Landaluce enfrenta una acusación por presuntos delitos de malversación y acoso o abuso sexual, que se ha presentado ante la Fiscalía del Tribunal Supremo.
Las presuntas víctimas son dos concejales del PP, quienes negaron que existiera delito, pero el PSOE formalizó la denuncia, relacionándola con disputas internas.
El alcalde sostiene que el PSOE actúa por interés político oportunista, buscando dañar al gobierno municipal mediante alegaciones sin fundamento.
El alcalde de Algeciras (Cádiz), José Ignacio Landaluce, ha gestionado su baja del grupo del PP en el Senado, aunque conservará su escaño en la Cámara Alta.
Esto ocurrió después de que él solicitara la suspensión temporal de su membresía debido a la denuncia presentada contra él por presuntos delitos de malversación y acoso o abuso sexual ante la Fiscalía del Supremo. Como senador posee aforamiento.
Landaluce ha sido senador desde 2016 y en esta legislatura preside la Comisión de Asuntos Exteriores, además de formar parte como vocal de cinco comisiones parlamentarias adicionales.
Asimismo, renunció a sus cargos dentro del partido, aunque continúa en el cargo de alcalde. El jueves pasado presidió un pleno extraordinario que estuvo cargado de tensión y contó con gran presencia mediática.
El caso de esta denuncia es singular porque las presuntas afectadas son dos concejales de su propio partido, quienes en su momento descartaron que se hubiera cometido delito.
Sin embargo, el PSOE sostiene que sí hubo delito y presentó la denuncia. En esta se incluye la frase «¿Tú sigues con la idea de cargarnos a Landaluce?«.
¿Quién envía este mensaje? Luis Ángel Fernández Rodríguez, dirigente del PP en Cádiz y exesposo de una concejala del grupo que encabeza Landaluce en el Ayuntamiento.
¿Quién lo recibe? Isabel María Bernoso López, concejala del PSOE en el mismo ayuntamiento, quien este martes formalizó la denuncia contra Landaluce.
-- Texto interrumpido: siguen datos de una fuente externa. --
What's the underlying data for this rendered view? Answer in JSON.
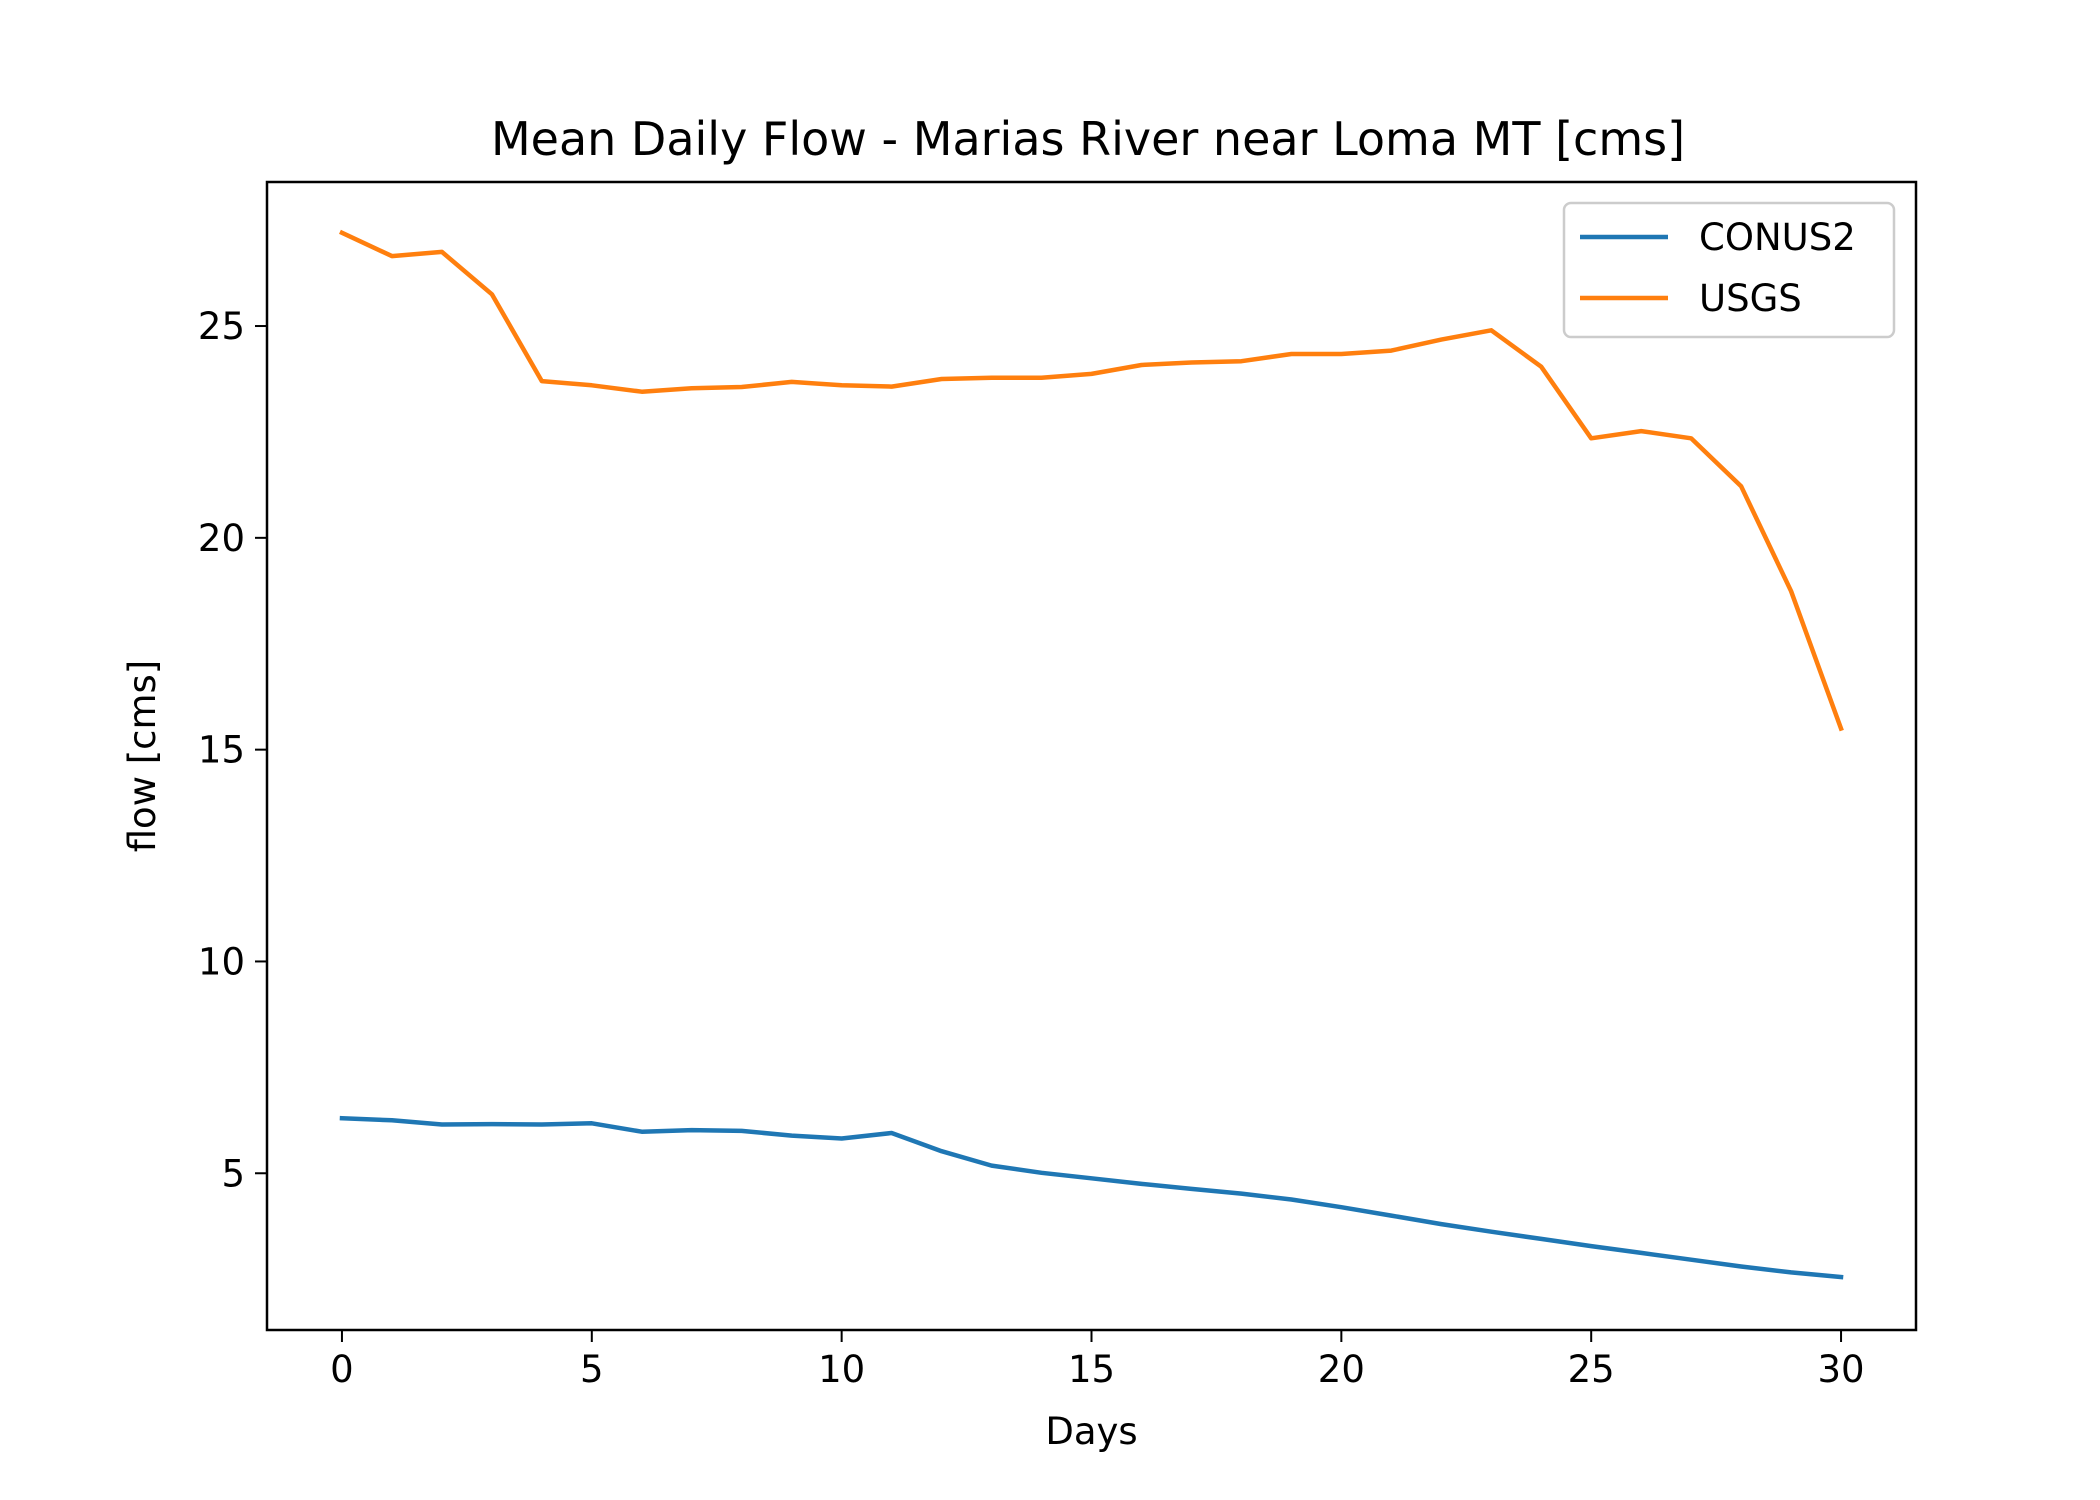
{
  "chart_data": {
    "type": "line",
    "title": "Mean Daily Flow - Marias River near Loma MT [cms]",
    "xlabel": "Days",
    "ylabel": "flow [cms]",
    "xlim": [
      -1.5,
      31.5
    ],
    "ylim": [
      1.3,
      28.4
    ],
    "xticks": [
      0,
      5,
      10,
      15,
      20,
      25,
      30
    ],
    "yticks": [
      5,
      10,
      15,
      20,
      25
    ],
    "grid": false,
    "legend_position": "top-right",
    "x": [
      0,
      1,
      2,
      3,
      4,
      5,
      6,
      7,
      8,
      9,
      10,
      11,
      12,
      13,
      14,
      15,
      16,
      17,
      18,
      19,
      20,
      21,
      22,
      23,
      24,
      25,
      26,
      27,
      28,
      29,
      30
    ],
    "series": [
      {
        "name": "CONUS2",
        "color": "#1f77b4",
        "values": [
          6.3,
          6.25,
          6.15,
          6.16,
          6.15,
          6.18,
          5.98,
          6.02,
          6.0,
          5.89,
          5.82,
          5.95,
          5.52,
          5.18,
          5.01,
          4.88,
          4.75,
          4.63,
          4.52,
          4.38,
          4.2,
          4.0,
          3.8,
          3.62,
          3.45,
          3.28,
          3.12,
          2.96,
          2.8,
          2.66,
          2.55
        ]
      },
      {
        "name": "USGS",
        "color": "#ff7f0e",
        "values": [
          27.2,
          26.65,
          26.75,
          25.75,
          23.7,
          23.6,
          23.45,
          23.53,
          23.56,
          23.68,
          23.6,
          23.57,
          23.75,
          23.78,
          23.78,
          23.87,
          24.08,
          24.14,
          24.17,
          24.34,
          24.34,
          24.42,
          24.68,
          24.9,
          24.04,
          22.35,
          22.52,
          22.35,
          21.22,
          18.74,
          15.5
        ]
      }
    ]
  }
}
El documento presentado por los socialistas parece, según el relato que contiene, una historia de represalias entre quienes tenían conflictos pendientes.
El propio alcalde de Algeciras denuncia que la actuación del PSOE «responde a un oportunismo político claramente intencionado, aprovechando un momento de vulnerabilidad interna en su propio partido para reavivar acusaciones sin base con la finalidad de debilitar al Gobierno municipal».